Wall Street’s Smartest Trading AI Is Now in Students’ Hands
Wall Street’s Smartest Trading AI Is Now in Students’ Hands
Blog Article
By Guest Columnist, Forbes Tech Desk
Imagine having a cheat code for financial markets. Joseph Plazo didn’t just imagine it—he built it. Then gave it away.
In a lecture hall humming with anticipation, Joseph Plazo stood before a crowd ready to rewrite how markets are understood.
PhDs and programmers sat frozen, eyes locked on the projector as a piece of market history appeared as code.
“What you’re seeing,” he said, “is the DNA of something that never lost.”
“And it belongs to you now.”
## The Code That Outplayed Wall Street
Godmode—formally known as System 72—emerged after 12 years and 71 failures.
It marries algorithmic speed with emotional insight, producing near-psychic trades.
It listens to the world—from memes to macro—and acts with surgical precision.
“It’s not about math,” he says. “It’s about mood.”
And System 72 delivered.
It predicted the 2024 tech rally. It anticipated 2025’s altcoin run—48 hours early.
Billions flowed in quietly, trade by trade.
## Then Came the Twist
One afternoon, overlooking Manila’s skyline, Plazo dropped a bomb on his partners.
“It’s time the world had this,” he declared.
The room froze. One exec dropped his pen. Another asked if it was satire.
Instead of selling it to the highest bidder, he seeded it to the future.
“I don’t believe in bottlenecks,” he explained. “I believe in bridges.”
## The Educational Revolution That Followed
Within weeks, universities across Asia were more info transforming the AI into tools for every field.
Tokyo teams applied it to logistics. Students in Manila used it for AI-powered budgeting.
“It’s not just a financial AI anymore,” said Professor Takahashi of Tokyo University.
International agencies asked for a look under the hood.
## Critics, Controversy, and the Ethics of Genius
Some called it dangerous. Others called it disruptive.
“This is financial anarchy,” warned a U.S. fund manager.
Plazo stayed firm.
“We can’t outlaw brilliance,” he added. “We need to teach it.”

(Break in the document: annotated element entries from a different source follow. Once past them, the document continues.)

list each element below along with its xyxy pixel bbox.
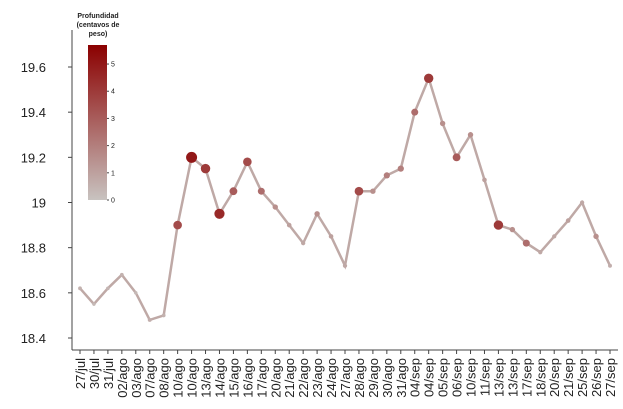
x-tick-label: 02/ago — [115, 358, 130, 398]
depth-point — [608, 263, 612, 268]
depth-point — [522, 239, 530, 247]
depth-point — [272, 204, 278, 210]
depth-point — [370, 188, 376, 194]
depth-point — [423, 73, 434, 83]
colorbar-tick-label: 0 — [111, 198, 115, 205]
colorbar — [88, 45, 107, 200]
x-tick-label: 25/sep — [575, 358, 590, 397]
depth-point — [383, 172, 390, 179]
y-tick-label: 18.6 — [21, 286, 46, 301]
depth-point — [493, 220, 504, 230]
depth-point — [257, 187, 265, 195]
x-tick-label: 17/ago — [254, 358, 269, 398]
colorbar-tick-label: 2 — [111, 143, 115, 150]
depth-point — [411, 108, 419, 116]
depth-point — [397, 165, 404, 172]
x-tick-label: 21/sep — [561, 358, 576, 397]
depth-point — [565, 218, 571, 223]
x-tick-label: 11/sep — [477, 358, 492, 396]
depth-point — [593, 233, 599, 240]
x-tick-label: 27/jul — [73, 358, 88, 389]
colorbar-tick-label: 1 — [111, 170, 115, 177]
x-tick-label: 24/ago — [324, 358, 339, 398]
colorbar-tick-label: 4 — [111, 89, 115, 96]
depth-point — [229, 187, 238, 196]
y-tick-label: 18.4 — [21, 331, 46, 346]
depth-point — [467, 132, 474, 138]
y-tick-label: 19.2 — [21, 150, 46, 165]
depth-point — [538, 250, 543, 255]
depth-point — [509, 226, 516, 233]
x-tick-label: 04/sep — [422, 358, 437, 397]
x-tick-label: 10/ago — [185, 358, 200, 398]
depth-point — [243, 157, 252, 167]
depth-point — [214, 208, 225, 219]
colorbar-title: Profundidad (centavos de peso) — [76, 13, 120, 38]
y-tick-label: 19.4 — [21, 105, 46, 120]
x-tick-label: 15/ago — [226, 358, 241, 398]
x-tick-label: 13/ago — [199, 358, 214, 398]
colorbar-tick-label: 5 — [111, 62, 115, 69]
x-tick-label: 18/sep — [533, 358, 548, 397]
depth-point — [482, 177, 487, 183]
y-tick-label: 19.6 — [21, 60, 46, 75]
x-tick-label: 17/sep — [519, 358, 534, 397]
x-tick-label: 13/sep — [491, 358, 506, 397]
x-tick-label: 29/ago — [366, 358, 381, 398]
depth-point — [328, 234, 334, 239]
depth-point — [119, 272, 124, 277]
x-tick-label: 26/sep — [589, 358, 604, 397]
x-tick-label: 10/ago — [171, 358, 186, 398]
y-tick-label: 19 — [32, 196, 46, 211]
price-line — [79, 74, 612, 322]
depth-point — [301, 241, 306, 246]
depth-point — [106, 286, 110, 291]
x-tick-label: 05/sep — [436, 358, 451, 397]
x-tick-label: 13/sep — [505, 358, 520, 397]
x-tick-label: 23/ago — [310, 358, 325, 398]
x-tick-label: 03/ago — [129, 358, 144, 398]
x-tick-label: 30/jul — [87, 358, 102, 389]
x-tick-label: 31/jul — [101, 358, 116, 389]
depth-point — [452, 153, 461, 162]
depth-point — [552, 234, 557, 239]
x-tick-label: 06/sep — [450, 358, 465, 397]
depth-point — [78, 286, 82, 291]
x-tick-label: 16/ago — [240, 358, 255, 398]
x-tick-label: 20/sep — [547, 358, 562, 397]
x-tick-label: 22/ago — [296, 358, 311, 398]
depth-point — [439, 120, 446, 127]
depth-point — [161, 313, 166, 318]
depth-point — [186, 151, 198, 163]
x-tick-label: 20/ago — [268, 358, 283, 398]
x-tick-label: 10/sep — [464, 358, 479, 397]
colorbar-tick-label: 3 — [111, 116, 115, 123]
x-tick-label: 31/ago — [394, 358, 409, 398]
x-tick-label: 27/ago — [338, 358, 353, 398]
depth-point — [147, 317, 152, 322]
depth-point — [200, 163, 211, 174]
depth-point — [342, 263, 348, 268]
depth-point — [579, 200, 585, 205]
x-tick-label: 21/ago — [282, 358, 297, 398]
depth-point — [286, 222, 292, 228]
x-tick-label: 27/sep — [603, 358, 618, 397]
depth-point — [92, 302, 96, 306]
x-tick-label: 28/ago — [352, 358, 367, 398]
depth-point — [314, 211, 320, 217]
y-tick-label: 18.8 — [21, 241, 46, 256]
depth-point — [134, 291, 138, 295]
x-tick-label: 14/ago — [212, 358, 227, 398]
x-tick-label: 08/ago — [157, 358, 172, 398]
depth-point — [173, 220, 182, 230]
x-tick-label: 30/ago — [380, 358, 395, 398]
depth-point — [354, 186, 364, 196]
x-tick-label: 07/ago — [143, 358, 158, 398]
x-tick-label: 04/sep — [408, 358, 423, 397]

He retained control of execution layers, capital buffers, and trading safeguards.
“The skeleton’s yours to build,” he added.

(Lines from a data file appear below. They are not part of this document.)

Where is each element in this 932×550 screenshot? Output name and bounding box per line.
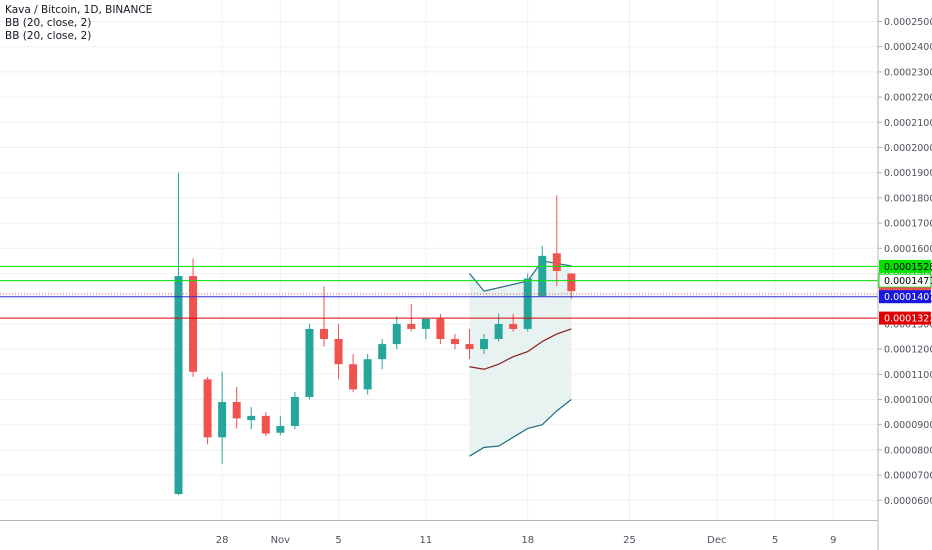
candle-body[interactable]	[276, 425, 285, 433]
candle-body[interactable]	[465, 344, 474, 350]
price-tag-label: 0.00014716	[884, 276, 932, 287]
y-tick-label: 0.00018000	[884, 193, 932, 204]
y-tick-label: 0.00009000	[884, 420, 932, 431]
x-tick-label: 5	[772, 535, 778, 546]
candle-body[interactable]	[247, 415, 256, 421]
bollinger-basis	[469, 328, 572, 370]
x-tick-label: 5	[335, 535, 341, 546]
y-tick-label: 0.00008000	[884, 445, 932, 456]
bollinger-lower-band	[469, 399, 572, 457]
candle-body[interactable]	[523, 278, 532, 329]
price-tag	[879, 259, 931, 273]
bollinger-bands	[469, 260, 572, 457]
x-tick-label: Nov	[271, 535, 291, 546]
y-tick-label: 0.00010000	[884, 395, 932, 406]
x-tick-label: 18	[521, 535, 534, 546]
y-tick-label: 0.00025000	[884, 17, 932, 28]
symbol-title[interactable]: Kava / Bitcoin, 1D, BINANCE	[5, 4, 153, 16]
y-tick-label: 0.00011000	[884, 370, 932, 381]
candle-body[interactable]	[320, 328, 328, 340]
y-tick-label: 0.00019000	[884, 168, 932, 179]
price-tag-label: 0.00013230	[884, 314, 932, 325]
y-tick-label: 0.00023000	[884, 67, 932, 78]
candle-body[interactable]	[349, 364, 358, 390]
candle-body[interactable]	[232, 402, 241, 419]
candles	[174, 172, 576, 496]
candle-body[interactable]	[509, 323, 518, 329]
candle-body[interactable]	[494, 323, 503, 340]
y-tick-label: 0.00021000	[884, 118, 932, 129]
y-tick-label: 0.00022000	[884, 93, 932, 104]
candle-body[interactable]	[363, 359, 372, 390]
candle-body[interactable]	[218, 402, 227, 438]
grid	[0, 0, 878, 520]
candle-body[interactable]	[436, 318, 445, 340]
indicator-label[interactable]: BB (20, close, 2)	[5, 30, 92, 42]
x-tick-label: 25	[623, 535, 636, 546]
price-tag	[879, 311, 931, 325]
x-tick-label: 11	[419, 535, 432, 546]
price-tag-label: 0.00015282	[884, 262, 932, 273]
y-tick-label: 0.00020000	[884, 143, 932, 154]
time-axis[interactable]: 28 Nov 5 11 18 25 Dec 5 9	[0, 520, 878, 547]
candle-body[interactable]	[378, 344, 387, 360]
candle-body[interactable]	[552, 253, 561, 271]
y-tick-label: 0.00012000	[884, 345, 932, 356]
candle-body[interactable]	[567, 273, 576, 292]
price-tag	[878, 273, 932, 288]
y-tick-label: 0.00006000	[884, 496, 932, 507]
y-tick-label: 0.00016000	[884, 244, 932, 255]
candle-body[interactable]	[305, 328, 314, 397]
chart-legend: Kava / Bitcoin, 1D, BINANCE BB (20, clos…	[5, 4, 152, 43]
candle-body[interactable]	[290, 396, 299, 426]
y-tick-label: 0.00013000	[884, 319, 932, 330]
x-tick-label: 9	[830, 535, 836, 546]
price-axis[interactable]: 0.00006000 0.00007000 0.00008000 0.00009000…	[877, 0, 932, 550]
horizontal-levels	[0, 265, 878, 319]
candle-body[interactable]	[480, 339, 489, 350]
x-tick-label: 28	[216, 535, 229, 546]
candle-body[interactable]	[261, 415, 270, 434]
x-tick-label: Dec	[707, 535, 726, 546]
y-tick-label: 0.00024000	[884, 42, 932, 53]
candle-body[interactable]	[174, 276, 183, 494]
candle-body[interactable]	[421, 318, 430, 329]
candle-body[interactable]	[189, 276, 198, 372]
candle-body[interactable]	[203, 379, 212, 438]
candle-body[interactable]	[392, 323, 401, 345]
candle-body[interactable]	[407, 323, 416, 329]
price-tag-label: 0.00014079	[884, 292, 932, 303]
y-tick-label: 0.00007000	[884, 471, 932, 482]
candle-body[interactable]	[538, 255, 547, 297]
indicator-label[interactable]: BB (20, close, 2)	[5, 17, 92, 29]
candle-body[interactable]	[450, 339, 459, 345]
y-tick-label: 0.00017000	[884, 219, 932, 230]
price-tag	[879, 290, 931, 304]
candle-body[interactable]	[334, 339, 343, 365]
bollinger-band-fill	[469, 260, 572, 457]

## Real Stories from the Ground
A part-time data analyst in Manila launched a startup after six months of trading.
Vietnamese undergrads used the model to stabilize food market risk.
In Mumbai, a student cried as he shared: “I never thought I’d understand markets. Now I build AI.”
## The Philosophy That Powers the Gift
Why give away billions in code? “Because intelligence spreads best when it’s not caged,” he said.
Knowledge is infrastructure—not a luxury item.
“What scares me isn’t misuse—it’s missed opportunity,” he explained.
## Conclusion: The Joystick Is Yours Now
He surveys the room—young minds, old dreams, and new tools.
“Markets were my test bed,” he says. “Empowerment is the real product.”
In a data-driven age, he opened the source of brilliance.
The next market genius? They might not be in Manhattan. They might be in Mumbai, Manila, or Seoul—with the blueprint in hand.